Catastrophic losses continue to hit Russia’s Industrial sector, with profit down -107% at Novolipetsk

One of Russia’s largest steel producers, Novolipetsk Steel (NLMK), has reported a net loss of over 1.2 billion rubles in the first quarter of 2025—marking a dramatic downturn of more than -107% compared to the 17.2 billion ruble profit recorded during the same period last year. The reversal underscores the growing distress gripping Russia’s industrial economy amid sanctions, shrinking demand, and structural decline.
The financial disclosure, published via Interfax, reflects results from NLMK’s main production site in Lipetsk and is not consolidated across the entire group. Nonetheless, the deterioration is significant: revenue fell -14% year-on-year to 163.3 billion rubles, gross profit dropped nearly -48%, and operating profit collapsed more than elevenfold—from 41.3 billion rubles in Q1 2024 to just 3.8 billion rubles in Q1 2025. Accounts receivable also fell sharply, by over -25%, signaling declining future inflows.
These figures are part of a broader collapse across Russian heavy industry. While state media continues to promote a narrative of economic resilience, core export sectors such as steel, chemicals, and machinery are being hollowed out. Sanctions have severed access to key markets, parts, and financing channels.

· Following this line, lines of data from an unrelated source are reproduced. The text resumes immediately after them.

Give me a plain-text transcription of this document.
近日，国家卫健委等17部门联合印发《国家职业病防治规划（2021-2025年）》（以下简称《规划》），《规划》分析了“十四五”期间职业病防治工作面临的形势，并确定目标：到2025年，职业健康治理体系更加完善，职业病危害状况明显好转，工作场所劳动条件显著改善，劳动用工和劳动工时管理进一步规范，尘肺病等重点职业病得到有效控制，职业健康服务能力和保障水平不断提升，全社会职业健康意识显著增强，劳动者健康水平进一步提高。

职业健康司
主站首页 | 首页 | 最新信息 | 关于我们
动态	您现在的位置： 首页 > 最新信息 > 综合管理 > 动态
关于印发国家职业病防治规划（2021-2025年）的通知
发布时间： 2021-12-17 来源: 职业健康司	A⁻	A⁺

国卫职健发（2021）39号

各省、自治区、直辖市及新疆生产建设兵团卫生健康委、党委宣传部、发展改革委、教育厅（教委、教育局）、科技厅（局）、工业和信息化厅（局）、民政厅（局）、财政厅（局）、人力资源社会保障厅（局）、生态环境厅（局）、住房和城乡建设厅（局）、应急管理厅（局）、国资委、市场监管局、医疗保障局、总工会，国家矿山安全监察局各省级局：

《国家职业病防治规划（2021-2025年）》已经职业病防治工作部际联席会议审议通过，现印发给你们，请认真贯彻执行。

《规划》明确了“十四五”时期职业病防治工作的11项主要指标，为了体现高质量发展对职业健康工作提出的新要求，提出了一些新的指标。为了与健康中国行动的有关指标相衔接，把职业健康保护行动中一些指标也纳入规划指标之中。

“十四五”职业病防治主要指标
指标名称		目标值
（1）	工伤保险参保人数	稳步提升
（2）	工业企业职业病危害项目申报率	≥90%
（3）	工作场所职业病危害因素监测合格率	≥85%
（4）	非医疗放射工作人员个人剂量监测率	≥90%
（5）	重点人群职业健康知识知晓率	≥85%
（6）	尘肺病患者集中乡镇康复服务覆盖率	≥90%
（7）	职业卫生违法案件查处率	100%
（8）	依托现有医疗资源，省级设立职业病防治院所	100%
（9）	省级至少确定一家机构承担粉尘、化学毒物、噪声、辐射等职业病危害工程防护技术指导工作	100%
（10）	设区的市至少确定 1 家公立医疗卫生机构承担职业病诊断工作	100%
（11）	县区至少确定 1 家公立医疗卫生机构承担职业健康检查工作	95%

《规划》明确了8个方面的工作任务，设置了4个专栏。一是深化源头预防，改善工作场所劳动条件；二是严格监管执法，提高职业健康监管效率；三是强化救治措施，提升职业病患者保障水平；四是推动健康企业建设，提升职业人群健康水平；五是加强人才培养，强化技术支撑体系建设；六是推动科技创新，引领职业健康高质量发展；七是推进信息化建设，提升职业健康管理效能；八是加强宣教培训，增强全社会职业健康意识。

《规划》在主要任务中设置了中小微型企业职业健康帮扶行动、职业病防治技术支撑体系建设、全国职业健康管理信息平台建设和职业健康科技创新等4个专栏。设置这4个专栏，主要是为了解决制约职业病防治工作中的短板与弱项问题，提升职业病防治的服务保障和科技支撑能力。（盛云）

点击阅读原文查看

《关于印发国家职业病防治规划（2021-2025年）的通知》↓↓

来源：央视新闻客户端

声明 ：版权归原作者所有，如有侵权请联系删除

At home, weak consumer demand and the redirection of public funds toward war spending have left industrial output teetering.
Steel production, long a symbol of industrial strength, is now one of the clearest indicators of systemic decline. Russian firms such as NLMK, Severstal, and MMK are facing falling global competitiveness, logistical bottlenecks, and increasing reliance on politically unstable trade routes. Construction activity has slowed. Investment is drying up. And government procurement, while rising in some defense-related segments, cannot fill the gap left by lost export volumes.

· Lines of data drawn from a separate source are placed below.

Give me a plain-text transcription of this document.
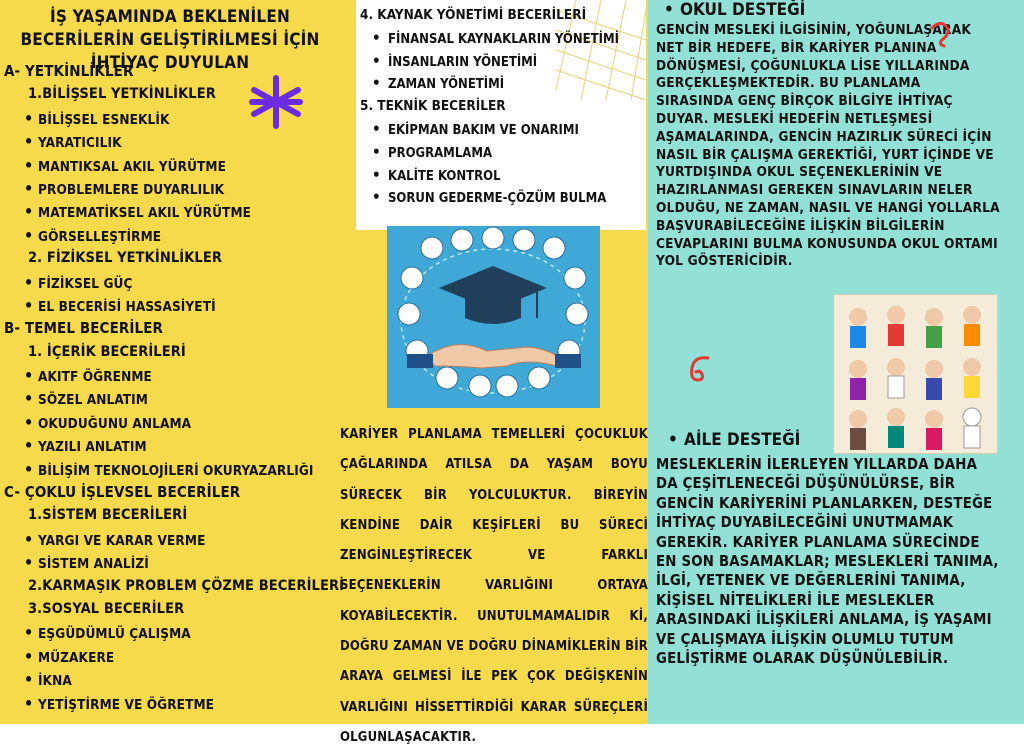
İŞ YAŞAMINDA BEKLENİLEN BECERİLERİN GELİŞTİRİLMESİ İÇİN İHTİYAÇ DUYULAN
A- YETKİNLİKLER
1.BİLİŞSEL YETKİNLİKLER
• BİLİŞSEL ESNEKLİK
• YARATICILIK
• MANTIKSAL AKIL YÜRÜTME
• PROBLEMLERE DUYARLILIK
• MATEMATİKSEL AKIL YÜRÜTME
• GÖRSELLEŞTİRME
2. FİZİKSEL YETKİNLİKLER
• FİZİKSEL GÜÇ
• EL BECERİSİ HASSASİYETİ
B- TEMEL BECERİLER
1. İÇERİK BECERİLERİ
• AKITF ÖĞRENME
• SÖZEL ANLATIM
• OKUDUĞUNU ANLAMA
• YAZILI ANLATIM
• BİLİŞİM TEKNOLOJİLERİ OKURYAZARLIĞI
C- ÇOKLU İŞLEVSEL BECERİLER
1.SİSTEM BECERİLERİ
• YARGI VE KARAR VERME
• SİSTEM ANALİZİ
2.KARMAŞIK PROBLEM ÇÖZME BECERİLERİ
3.SOSYAL BECERİLER
• EŞGÜDÜMLÜ ÇALIŞMA
• MÜZAKERE
• İKNA
• YETİŞTİRME VE ÖĞRETME
4. KAYNAK YÖNETİMİ BECERİLERİ
• FİNANSAL KAYNAKLARIN YÖNETİMİ
• İNSANLARIN YÖNETİMİ
• ZAMAN YÖNETİMİ
5. TEKNİK BECERİLER
• EKİPMAN BAKIM VE ONARIMI
• PROGRAMLAMA
• KALİTE KONTROL
• SORUN GEDERME-ÇÖZÜM BULMA
KARİYER PLANLAMA TEMELLERİ ÇOCUKLUK ÇAĞLARINDA ATILSA DA YAŞAM BOYU SÜRECEK BİR YOLCULUKTUR. BİREYİN KENDİNE DAİR KEŞİFLERİ BU SÜRECİ ZENGİNLEŞTİRECEK VE FARKLI SEÇENEKLERİN VARLIĞINI ORTAYA KOYABİLECEKTİR. UNUTULMAMALIDIR Kİ, DOĞRU ZAMAN VE DOĞRU DİNAMİKLERİN BİR ARAYA GELMESİ İLE PEK ÇOK DEĞİŞKENİN VARLIĞINI HİSSETTİRDİĞİ KARAR SÜREÇLERİ OLGUNLAŞACAKTIR.
• OKUL DESTEĞİ
GENCİN MESLEKİ İLGİSİNİN, YOĞUNLAŞARAK NET BİR HEDEFE, BİR KARİYER PLANINA DÖNÜŞMESİ, ÇOĞUNLUKLA LİSE YILLARINDA GERÇEKLEŞMEKTEDİR. BU PLANLAMA SIRASINDA GENÇ BİRÇOK BİLGİYE İHTİYAÇ DUYAR. MESLEKİ HEDEFİN NETLEŞMESİ AŞAMALARINDA, GENCİN HAZIRLIK SÜRECİ İÇİN NASIL BİR ÇALIŞMA GEREKTİĞİ, YURT İÇİNDE VE YURTDIŞINDA OKUL SEÇENEKLERİNİN VE HAZIRLANMASI GEREKEN SINAVLARIN NELER OLDUĞU, NE ZAMAN, NASIL VE HANGİ YOLLARLA BAŞVURABİLECEĞİNE İLİŞKİN BİLGİLERİN CEVAPLARINI BULMA KONUSUNDA OKUL ORTAMI YOL GÖSTERİCİDİR.
• AİLE DESTEĞİ
MESLEKLERİN İLERLEYEN YILLARDA DAHA DA ÇEŞİTLENECEĞİ DÜŞÜNÜLÜRSE, BİR GENCİN KARİYERİNİ PLANLARKEN, DESTEĞE İHTİYAÇ DUYABİLECEĞİNİ UNUTMAMAK GEREKİR. KARİYER PLANLAMA SÜRECİNDE EN SON BASAMAKLAR; MESLEKLERİ TANIMA, İLGİ, YETENEK VE DEĞERLERİNİ TANIMA, KİŞİSEL NİTELİKLERİ İLE MESLEKLER ARASINDAKİ İLİŞKİLERİ ANLAMA, İŞ YAŞAMI VE ÇALIŞMAYA İLİŞKİN OLUMLU TUTUM GELİŞTİRME OLARAK DÜŞÜNÜLEBİLİR.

For NLMK, which traditionally ranks among the top steelmakers in Russia and Europe, the loss is not only financial—it’s strategic. The company’s vertical integration and prior global success have made it a bellwether of broader economic health. If even NLMK is operating at a loss, it suggests deepening dysfunction across the entire sector.

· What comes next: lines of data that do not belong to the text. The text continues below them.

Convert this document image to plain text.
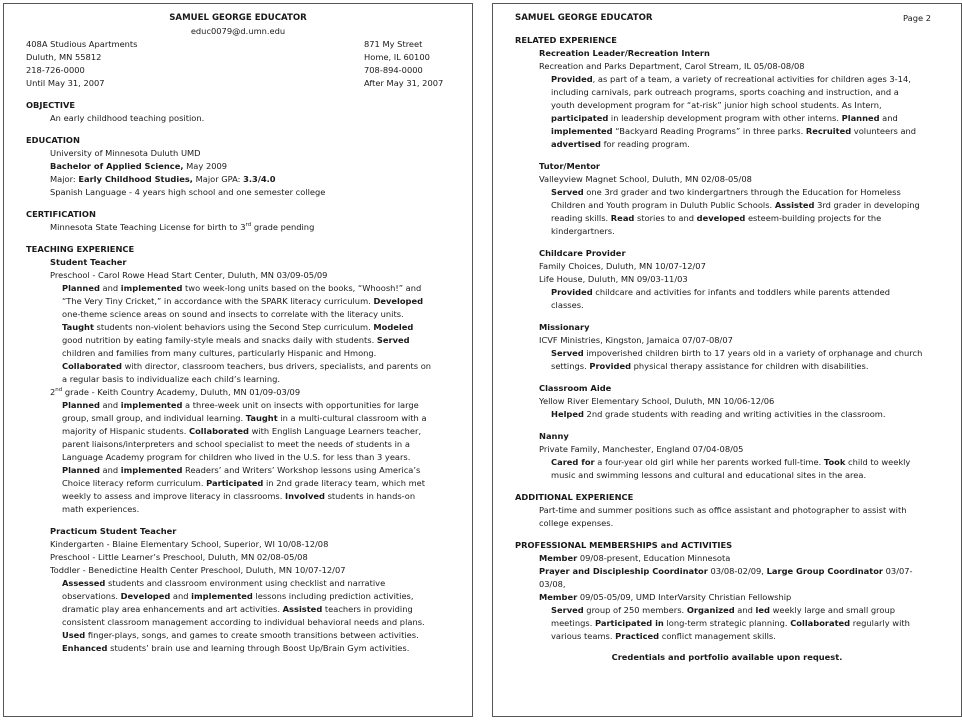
SAMUEL GEORGE EDUCATOR
educ0079@d.umn.edu
408A Studious Apartments	871 My Street
Duluth, MN 55812	Home, IL 60100
218-726-0000	708-894-0000
Until May 31, 2007	After May 31, 2007
OBJECTIVE
An early childhood teaching position.
EDUCATION
University of Minnesota Duluth UMD
Bachelor of Applied Science, May 2009
Major: Early Childhood Studies, Major GPA: 3.3/4.0
Spanish Language - 4 years high school and one semester college
CERTIFICATION
Minnesota State Teaching License for birth to 3rd grade pending
TEACHING EXPERIENCE
Student Teacher
Preschool - Carol Rowe Head Start Center, Duluth, MN 03/09-05/09
Planned and implemented two week-long units based on the books, “Whoosh!” and
“The Very Tiny Cricket,” in accordance with the SPARK literacy curriculum. Developed
one-theme science areas on sound and insects to correlate with the literacy units.
Taught students non-violent behaviors using the Second Step curriculum. Modeled
good nutrition by eating family-style meals and snacks daily with students. Served
children and families from many cultures, particularly Hispanic and Hmong.
Collaborated with director, classroom teachers, bus drivers, specialists, and parents on
a regular basis to individualize each child’s learning.
2nd grade - Keith Country Academy, Duluth, MN 01/09-03/09
Planned and implemented a three-week unit on insects with opportunities for large
group, small group, and individual learning. Taught in a multi-cultural classroom with a
majority of Hispanic students. Collaborated with English Language Learners teacher,
parent liaisons/interpreters and school specialist to meet the needs of students in a
Language Academy program for children who lived in the U.S. for less than 3 years.
Planned and implemented Readers’ and Writers’ Workshop lessons using America’s
Choice literacy reform curriculum. Participated in 2nd grade literacy team, which met
weekly to assess and improve literacy in classrooms. Involved students in hands-on
math experiences.
Practicum Student Teacher
Kindergarten - Blaine Elementary School, Superior, WI 10/08-12/08
Preschool - Little Learner’s Preschool, Duluth, MN 02/08-05/08
Toddler - Benedictine Health Center Preschool, Duluth, MN 10/07-12/07
Assessed students and classroom environment using checklist and narrative
observations. Developed and implemented lessons including prediction activities,
dramatic play area enhancements and art activities. Assisted teachers in providing
consistent classroom management according to individual behavioral needs and plans.
Used finger-plays, songs, and games to create smooth transitions between activities.
Enhanced students’ brain use and learning through Boost Up/Brain Gym activities.
SAMUEL GEORGE EDUCATOR	Page 2
RELATED EXPERIENCE
Recreation Leader/Recreation Intern
Recreation and Parks Department, Carol Stream, IL 05/08-08/08
Provided, as part of a team, a variety of recreational activities for children ages 3-14,
including carnivals, park outreach programs, sports coaching and instruction, and a
youth development program for “at-risk” junior high school students. As Intern,
participated in leadership development program with other interns. Planned and
implemented “Backyard Reading Programs” in three parks. Recruited volunteers and
advertised for reading program.
Tutor/Mentor
Valleyview Magnet School, Duluth, MN 02/08-05/08
Served one 3rd grader and two kindergartners through the Education for Homeless
Children and Youth program in Duluth Public Schools. Assisted 3rd grader in developing
reading skills. Read stories to and developed esteem-building projects for the
kindergartners.
Childcare Provider
Family Choices, Duluth, MN 10/07-12/07
Life House, Duluth, MN 09/03-11/03
Provided childcare and activities for infants and toddlers while parents attended
classes.
Missionary
ICVF Ministries, Kingston, Jamaica 07/07-08/07
Served impoverished children birth to 17 years old in a variety of orphanage and church
settings. Provided physical therapy assistance for children with disabilities.
Classroom Aide
Yellow River Elementary School, Duluth, MN 10/06-12/06
Helped 2nd grade students with reading and writing activities in the classroom.
Nanny
Private Family, Manchester, England 07/04-08/05
Cared for a four-year old girl while her parents worked full-time. Took child to weekly
music and swimming lessons and cultural and educational sites in the area.
ADDITIONAL EXPERIENCE
Part-time and summer positions such as office assistant and photographer to assist with
college expenses.
PROFESSIONAL MEMBERSHIPS and ACTIVITIES
Member 09/08-present, Education Minnesota
Prayer and Discipleship Coordinator 03/08-02/09, Large Group Coordinator 03/07-03/08,
Member 09/05-05/09, UMD InterVarsity Christian Fellowship
Served group of 250 members. Organized and led weekly large and small group
meetings. Participated in long-term strategic planning. Collaborated regularly with
various teams. Practiced conflict management skills.
Credentials and portfolio available upon request.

This collapse is also exposing the failure of Russia’s much-trumpeted “import substitution” policies. Industrial firms remain heavily dependent on foreign technology, components, and expertise. In many cases, sanctioned equipment cannot be maintained or replaced, leaving production lines vulnerable to breakdown and decline.
Despite rhetoric from the Russian dictator claiming that the economy is adapting successfully to wartime realities, results from the country’s largest industrial players tell a different story. When one of the Kremlin’s flagship companies swings from multi-billion ruble profits to outright losses in a single year, it’s no longer just a bad quarter—it’s a flashing red warning light.
NLMK may find short-term relief through state support or selective exports, but the overall trajectory is clear. Russia’s industrial core is shrinking, destabilizing, and becoming increasingly dependent on coercion and central planning to survive. The collapse is no longer theoretical—it’s in the ledgers. Especially since Russia’s agricultural sector is also experiencing Armageddon.